Her education began in Providence. Following her mother’s death, her father set her to Gould Academy in Bethel, Maine, and Barnard College. She went on to attend Columbia University, graduating with a B.A. degree in 1948. She next attended the New York University School of Law as the only full-time female student and graduated second in her class with an LL.B degree in 1950. The following year was spent at the Graduate Institute of International Studies at the University of Geneva, Switzerland.
Aldrich served as an attorney on the General Counsel’s Staff for the International Bank for Reconstruction and Development and the Federal Communications Commission, in Washington, D.C., from 1951 to 1952. She served as a research assistant for Professor Edmond Cahn of the New York University School of Law and for Arthur Vanderbilt of the New Jersey Supreme Court from 1952 to 1953.
Aldrich was a civilian attorney at the Subic Bay Naval Station, Philippines, and tried cases for the U.S. Marines in Okinawa from 1954 to 1956. From there, she was general counsel’s staff for the Federal Communications Commission from 1953 to 1960.

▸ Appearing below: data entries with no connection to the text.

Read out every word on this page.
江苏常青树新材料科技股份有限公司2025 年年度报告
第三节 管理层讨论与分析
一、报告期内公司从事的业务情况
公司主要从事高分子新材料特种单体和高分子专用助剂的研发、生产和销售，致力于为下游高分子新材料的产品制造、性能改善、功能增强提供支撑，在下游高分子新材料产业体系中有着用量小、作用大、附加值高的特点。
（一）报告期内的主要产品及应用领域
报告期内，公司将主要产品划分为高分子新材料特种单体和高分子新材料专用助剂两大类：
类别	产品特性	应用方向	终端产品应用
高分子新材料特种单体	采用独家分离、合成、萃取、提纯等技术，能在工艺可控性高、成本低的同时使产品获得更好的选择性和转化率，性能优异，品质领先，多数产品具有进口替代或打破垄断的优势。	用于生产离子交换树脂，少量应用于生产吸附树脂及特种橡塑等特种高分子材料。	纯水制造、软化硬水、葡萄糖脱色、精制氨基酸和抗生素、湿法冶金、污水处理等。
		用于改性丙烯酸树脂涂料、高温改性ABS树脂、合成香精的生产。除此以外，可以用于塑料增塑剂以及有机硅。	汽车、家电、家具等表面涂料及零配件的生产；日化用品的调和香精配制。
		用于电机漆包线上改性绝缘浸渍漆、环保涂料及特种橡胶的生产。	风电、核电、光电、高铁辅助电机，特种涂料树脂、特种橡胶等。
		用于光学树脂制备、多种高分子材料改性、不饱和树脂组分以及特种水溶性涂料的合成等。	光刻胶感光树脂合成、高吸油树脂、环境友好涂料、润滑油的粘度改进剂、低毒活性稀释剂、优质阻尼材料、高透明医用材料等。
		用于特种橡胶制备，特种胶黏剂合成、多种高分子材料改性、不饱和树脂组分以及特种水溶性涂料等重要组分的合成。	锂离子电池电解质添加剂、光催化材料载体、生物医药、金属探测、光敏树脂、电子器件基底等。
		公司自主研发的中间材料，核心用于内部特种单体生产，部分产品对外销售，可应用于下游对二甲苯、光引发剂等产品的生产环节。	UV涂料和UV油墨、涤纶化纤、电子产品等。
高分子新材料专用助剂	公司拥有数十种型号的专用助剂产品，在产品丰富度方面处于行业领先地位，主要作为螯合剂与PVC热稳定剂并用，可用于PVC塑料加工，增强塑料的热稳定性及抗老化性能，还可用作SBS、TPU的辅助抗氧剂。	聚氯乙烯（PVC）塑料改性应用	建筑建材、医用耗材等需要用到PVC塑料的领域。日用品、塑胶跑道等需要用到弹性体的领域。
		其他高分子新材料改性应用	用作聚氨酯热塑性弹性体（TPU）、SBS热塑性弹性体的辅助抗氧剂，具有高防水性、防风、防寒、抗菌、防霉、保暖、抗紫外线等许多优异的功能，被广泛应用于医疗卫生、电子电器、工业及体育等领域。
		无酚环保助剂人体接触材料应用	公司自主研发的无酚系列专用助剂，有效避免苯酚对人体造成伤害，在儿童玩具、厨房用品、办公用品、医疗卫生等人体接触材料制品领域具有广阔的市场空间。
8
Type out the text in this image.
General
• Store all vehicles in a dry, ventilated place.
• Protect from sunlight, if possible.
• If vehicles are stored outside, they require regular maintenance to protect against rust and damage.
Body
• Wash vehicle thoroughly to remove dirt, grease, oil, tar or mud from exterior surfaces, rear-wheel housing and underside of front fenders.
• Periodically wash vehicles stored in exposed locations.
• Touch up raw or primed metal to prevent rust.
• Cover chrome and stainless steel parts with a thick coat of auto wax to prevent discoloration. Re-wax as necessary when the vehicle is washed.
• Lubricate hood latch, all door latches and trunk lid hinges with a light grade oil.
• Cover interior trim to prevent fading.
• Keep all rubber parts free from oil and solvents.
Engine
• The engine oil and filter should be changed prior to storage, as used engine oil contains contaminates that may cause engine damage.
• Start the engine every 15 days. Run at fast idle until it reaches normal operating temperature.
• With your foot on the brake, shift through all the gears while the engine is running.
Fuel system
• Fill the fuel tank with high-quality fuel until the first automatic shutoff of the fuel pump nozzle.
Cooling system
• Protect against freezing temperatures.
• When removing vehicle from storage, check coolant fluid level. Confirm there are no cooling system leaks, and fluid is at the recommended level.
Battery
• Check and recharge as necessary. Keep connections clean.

Practicing privately in Darien, Connecticut, representing the United Church of Christ, she forced the FCC to make it easier for minorities to own radio stations in the South. The case broadened citizens’ power to sue federal agencies.
She went to Mississippi and persuaded civil rights leader Charles Evers to testify in his brother Medgar’s slaying.
Aldrich returned to New York University to earn an LL.M degree in 1964 and a Doctor of Juridical Science in 1967. She wrote a thesis about the law in outer space.
In 1968, Aldrich came to Cleveland to join the Cleveland-Marshall School of Law at Cleveland State University, taught one of the nation’s first environmental law classes, and became the first female professor to receive tenure at law school. With a colleague and student assistants, she won a lawsuit forcing local steel mills to use “scrubbers” to reduce pollution.
Surprised by an absence of minorities at the law school, she started a recruitment program for professors and students. She found promising people throughout the South. Aldrich mentored several future judges at Cleveland Marshall.
President Jimmy Carter appointed Aldrich to the United States District Court of the Northern District of Ohio and confirmed by the United States Senate on May 21, 1980. She was the first woman to serve on the federal district court in Ohio.
She retired on May 12, 1995, but continued to hear cases as a senior judge, despite years of heart, kidney, and other problems, until her death, making a total of thirty years as a judge. Her son, Martin, said that his mother disposed of 42 cases in her final three months, mainly at the Cleveland Clinic.
Judge Aldridge died on May 2, 2010, and was buried in Lakeview Cemetery. Four sons survived her. Ann lived abroad with her first husband, a CIA agent. They traveled around the world and raised two sons. Her next husband was a second cousin who shared her maiden surname, Aldrich. She kept that name during a third marriage that ended with her husband’s death.